Spam is a problem in many important communications media such as email and web. A sub-problem of spam, phishing (a form of online pretexting), caused an estimated $3.2B in damages in 2007. The broad impact of effective spam filtering methods can be estimated in billions of dollars in several communications media such as email and web.
Spam has also invaded other media, with concrete attack examples in social networks, blogosphere, Internet telephony (VoIP), instant messaging, and click fraud.
Unfortunately, spam research has been hampered by the lack of published real world data sets due to concerns with privacy and company intellectual property. This project team develops a shared infrastructure to support the collection and maintenance of realistic, large scale spam data sets, called Spam Processing, Archiving, and Monitoring Community Facility (SPAM Commons).
The main goals of SPAM Commons are: (1) to facilitate remedial research that will stem the wastes and losses caused by spam, and (2) enable revolutionary research that aim for stopping certain kinds of spam attacks altogether.
SPAM Commons is divided into a Public Partition and a Protected Partition.
The Public Partition is a direct analog of standard corpora for speech and image recognition research, consisting of a systematic and regular collection of both spam and legitimate data in the various communications media, starting from email and web spam, and expanding into other communications media as spam becomes a serious threat in each area and data become available.

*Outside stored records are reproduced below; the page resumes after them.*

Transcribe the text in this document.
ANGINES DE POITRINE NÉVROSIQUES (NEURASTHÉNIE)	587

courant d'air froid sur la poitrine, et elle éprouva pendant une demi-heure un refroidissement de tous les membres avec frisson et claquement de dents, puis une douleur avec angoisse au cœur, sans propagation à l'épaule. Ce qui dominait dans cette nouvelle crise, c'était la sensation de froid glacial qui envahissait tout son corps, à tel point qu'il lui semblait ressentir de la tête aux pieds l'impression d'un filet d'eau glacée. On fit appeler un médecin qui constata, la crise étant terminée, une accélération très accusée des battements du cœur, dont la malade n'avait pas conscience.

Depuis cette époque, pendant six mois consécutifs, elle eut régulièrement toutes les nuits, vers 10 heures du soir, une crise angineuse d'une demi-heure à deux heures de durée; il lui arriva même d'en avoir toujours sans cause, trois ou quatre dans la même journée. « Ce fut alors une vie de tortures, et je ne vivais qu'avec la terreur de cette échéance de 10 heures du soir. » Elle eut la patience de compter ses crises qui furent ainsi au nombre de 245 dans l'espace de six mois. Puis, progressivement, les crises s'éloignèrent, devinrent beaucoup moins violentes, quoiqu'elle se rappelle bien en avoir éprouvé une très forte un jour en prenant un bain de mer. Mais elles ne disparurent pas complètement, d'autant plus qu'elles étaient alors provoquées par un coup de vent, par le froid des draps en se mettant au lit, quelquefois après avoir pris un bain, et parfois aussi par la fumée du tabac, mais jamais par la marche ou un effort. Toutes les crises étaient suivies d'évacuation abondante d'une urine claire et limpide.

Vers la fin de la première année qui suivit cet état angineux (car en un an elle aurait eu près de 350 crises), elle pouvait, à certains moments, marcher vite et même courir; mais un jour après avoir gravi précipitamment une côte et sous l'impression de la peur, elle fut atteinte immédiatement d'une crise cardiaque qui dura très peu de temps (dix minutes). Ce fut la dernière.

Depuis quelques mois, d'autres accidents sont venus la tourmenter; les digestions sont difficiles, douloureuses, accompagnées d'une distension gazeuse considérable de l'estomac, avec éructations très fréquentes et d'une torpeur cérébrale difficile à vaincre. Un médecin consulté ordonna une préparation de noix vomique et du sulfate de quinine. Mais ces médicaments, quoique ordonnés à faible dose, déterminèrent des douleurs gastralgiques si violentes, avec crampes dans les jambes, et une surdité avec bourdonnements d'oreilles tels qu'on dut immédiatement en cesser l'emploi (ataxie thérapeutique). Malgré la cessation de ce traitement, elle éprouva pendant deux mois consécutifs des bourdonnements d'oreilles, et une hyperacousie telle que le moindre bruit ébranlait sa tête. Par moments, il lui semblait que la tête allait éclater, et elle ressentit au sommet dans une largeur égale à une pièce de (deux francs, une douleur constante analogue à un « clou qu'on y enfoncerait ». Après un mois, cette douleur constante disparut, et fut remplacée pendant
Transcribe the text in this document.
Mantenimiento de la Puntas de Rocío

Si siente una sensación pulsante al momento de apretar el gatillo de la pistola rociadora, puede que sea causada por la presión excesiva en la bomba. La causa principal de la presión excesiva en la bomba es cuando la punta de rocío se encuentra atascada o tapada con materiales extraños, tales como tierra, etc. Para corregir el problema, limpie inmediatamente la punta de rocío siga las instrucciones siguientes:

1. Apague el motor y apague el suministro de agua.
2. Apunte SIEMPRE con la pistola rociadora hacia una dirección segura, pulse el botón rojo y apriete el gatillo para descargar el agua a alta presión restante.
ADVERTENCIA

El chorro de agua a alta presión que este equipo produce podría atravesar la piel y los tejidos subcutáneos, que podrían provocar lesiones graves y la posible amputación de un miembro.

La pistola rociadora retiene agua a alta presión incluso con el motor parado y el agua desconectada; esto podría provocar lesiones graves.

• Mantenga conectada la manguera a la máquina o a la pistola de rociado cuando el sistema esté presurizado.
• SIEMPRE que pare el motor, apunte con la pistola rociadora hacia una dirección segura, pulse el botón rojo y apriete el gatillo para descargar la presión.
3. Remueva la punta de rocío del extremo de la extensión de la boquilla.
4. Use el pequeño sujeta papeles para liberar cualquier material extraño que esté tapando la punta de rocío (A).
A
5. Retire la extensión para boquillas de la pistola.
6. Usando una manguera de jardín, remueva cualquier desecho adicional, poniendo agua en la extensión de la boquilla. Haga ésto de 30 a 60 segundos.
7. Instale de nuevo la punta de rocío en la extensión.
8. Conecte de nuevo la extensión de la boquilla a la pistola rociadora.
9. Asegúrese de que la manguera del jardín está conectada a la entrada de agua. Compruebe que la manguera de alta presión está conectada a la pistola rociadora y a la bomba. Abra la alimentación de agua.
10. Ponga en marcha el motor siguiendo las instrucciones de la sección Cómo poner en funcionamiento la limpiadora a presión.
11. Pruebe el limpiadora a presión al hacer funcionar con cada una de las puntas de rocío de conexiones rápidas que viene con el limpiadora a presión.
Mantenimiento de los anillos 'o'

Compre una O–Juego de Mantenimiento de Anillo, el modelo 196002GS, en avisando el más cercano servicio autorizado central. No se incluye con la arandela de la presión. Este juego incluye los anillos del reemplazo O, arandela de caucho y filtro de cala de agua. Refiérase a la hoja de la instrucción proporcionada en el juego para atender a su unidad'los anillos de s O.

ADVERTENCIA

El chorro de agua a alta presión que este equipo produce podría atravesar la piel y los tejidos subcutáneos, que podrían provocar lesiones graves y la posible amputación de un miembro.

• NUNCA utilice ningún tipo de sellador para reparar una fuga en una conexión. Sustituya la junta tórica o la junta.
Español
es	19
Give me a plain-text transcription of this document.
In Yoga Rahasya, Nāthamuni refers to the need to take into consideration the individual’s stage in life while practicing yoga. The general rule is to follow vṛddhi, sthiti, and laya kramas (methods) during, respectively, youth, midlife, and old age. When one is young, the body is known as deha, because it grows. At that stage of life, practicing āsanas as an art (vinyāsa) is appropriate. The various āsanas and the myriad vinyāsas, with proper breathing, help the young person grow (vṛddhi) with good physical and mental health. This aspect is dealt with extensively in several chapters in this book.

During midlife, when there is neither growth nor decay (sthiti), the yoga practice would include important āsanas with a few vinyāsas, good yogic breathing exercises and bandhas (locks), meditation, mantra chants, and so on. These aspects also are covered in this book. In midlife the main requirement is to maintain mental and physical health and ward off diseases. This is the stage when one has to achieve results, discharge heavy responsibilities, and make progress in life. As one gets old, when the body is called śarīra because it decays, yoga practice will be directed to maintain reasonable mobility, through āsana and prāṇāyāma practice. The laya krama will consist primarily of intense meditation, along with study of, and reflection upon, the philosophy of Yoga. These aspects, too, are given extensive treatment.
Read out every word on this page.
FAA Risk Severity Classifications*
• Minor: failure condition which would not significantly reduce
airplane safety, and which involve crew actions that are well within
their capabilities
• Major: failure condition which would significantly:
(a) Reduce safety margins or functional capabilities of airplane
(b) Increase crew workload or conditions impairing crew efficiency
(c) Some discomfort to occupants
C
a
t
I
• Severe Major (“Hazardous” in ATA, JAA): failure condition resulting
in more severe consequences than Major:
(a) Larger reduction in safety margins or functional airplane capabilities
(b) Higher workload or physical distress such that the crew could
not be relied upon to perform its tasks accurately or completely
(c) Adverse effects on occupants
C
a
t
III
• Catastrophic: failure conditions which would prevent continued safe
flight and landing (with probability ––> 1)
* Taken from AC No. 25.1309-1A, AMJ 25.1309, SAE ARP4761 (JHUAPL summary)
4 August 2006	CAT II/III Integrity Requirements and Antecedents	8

The Protected Partition consists of a combined data and processing facility that makes private data or near real-time spam data available for experimental evaluation of spam defense mechanisms in a protected testbed. Access to such protected data will enable new spam research on real-time evolving spam and real world data sets that is infeasible today.
The intellectual challenges of the SPAM Commons project extend beyond the new research on various abovementioned spam areas enabled by the availability of data sets. The construction of both partitions of SPAM Commons includes significant intellectual challenges of their own. First, the isolation of Protected Partition addresses partially the concerns of privacy, which remains a general research problem. Second, useful spam and legitimate data sets require automated distinction of spam from legitimate documents with certainty, which remains an open research question in email, web, and other media. Third, the adversarial and mutual evolution of spam producers and defenders require continuous collection of fresh data for further study. Finally, the collection and streaming of near-real-time spam data represent research resources currently unavailable to spam researchers. Advances in these areas will spur the growth and evolution of SPAM Commons that will enable new research on the evolving and growing spam problem.
The impact of SPAM Commons data sets on experimental spam research may be similar to the impact of large corpora in disciplines such as speech/image recognition and natural language processing, which achieved a level of scientific result reproducibility and comparativeness after the use of such corpora became standard requirements. The proposed data repository will be supported and used by 9 university partners (Clayton State, Emory, Georgia Tech, NC A&T, Northwestern, Texas A&M, UC Davis, U. Georgia, UNC Charlotte), and several industry partners (IBM, PureWire, Secure Computing).